Slowing UK wages bolster rate-cut expectations
Fresh data also highlighted a softer outlook for the U.K. economy. Figures released Tuesday showed the unemployment rate remained elevated in November while wage growth slowed, reinforcing expectations of further interest rate cuts by the Bank of England in the months ahead.
According to the Office for National Statistics, the jobless rate held steady at 5.1% in the three months to November—the highest level since early 2021. Average earnings excluding bonuses rose at an annual rate of 4.5%, down slightly from 4.6% previously.
The Bank of England cut its benchmark rate by 25 basis points to 3.75% in December and is set to meet again in early February.
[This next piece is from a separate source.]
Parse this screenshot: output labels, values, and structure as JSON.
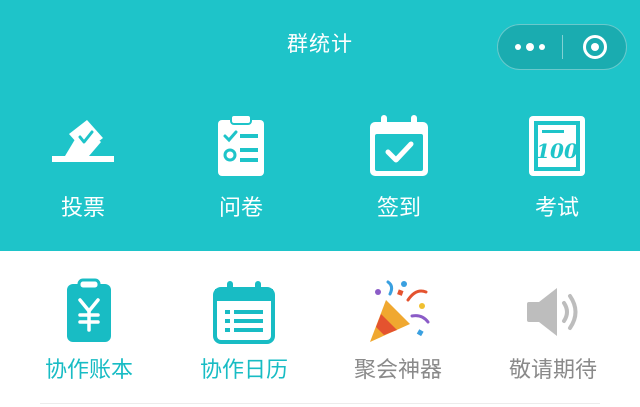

Elsewhere in Europe, German producer prices declined in line with forecasts, falling 2.5% year-on-year in December, data from the federal statistics office showed.
UK pharmaceutical sector draws attention
In corporate news, U.K. drugmaker GSK said it has agreed to acquire RAPT Therapeutics for an estimated equity value of $2.2 billion.
Meanwhile, AstraZeneca announced plans to delist from Nasdaq and complete a direct listing of its shares and debt on the New York Stock Exchange, effective after the market close on January 30.
Oil steadies after volatility
Crude prices traded quietly on Tuesday, consolidating after a volatile prior session driven by Trump’s tariff threats toward major European economies linked to the Greenland dispute.
Brent futures slipped 0.5% to $63.63 a barrel, while U.S. West Texas Intermediate crude fell 0.6% to $58.97.
Beyond geopolitics, attention is turning to the upcoming monthly report from the International Energy Agency, due Wednesday. The report is expected to provide fresh insight into supply conditions, after the agency warned of a potential surplus emerging in 2026.
The IEA update follows a recent outlook from the OPEC, which projected solid demand growth extending into 2026 and 2027.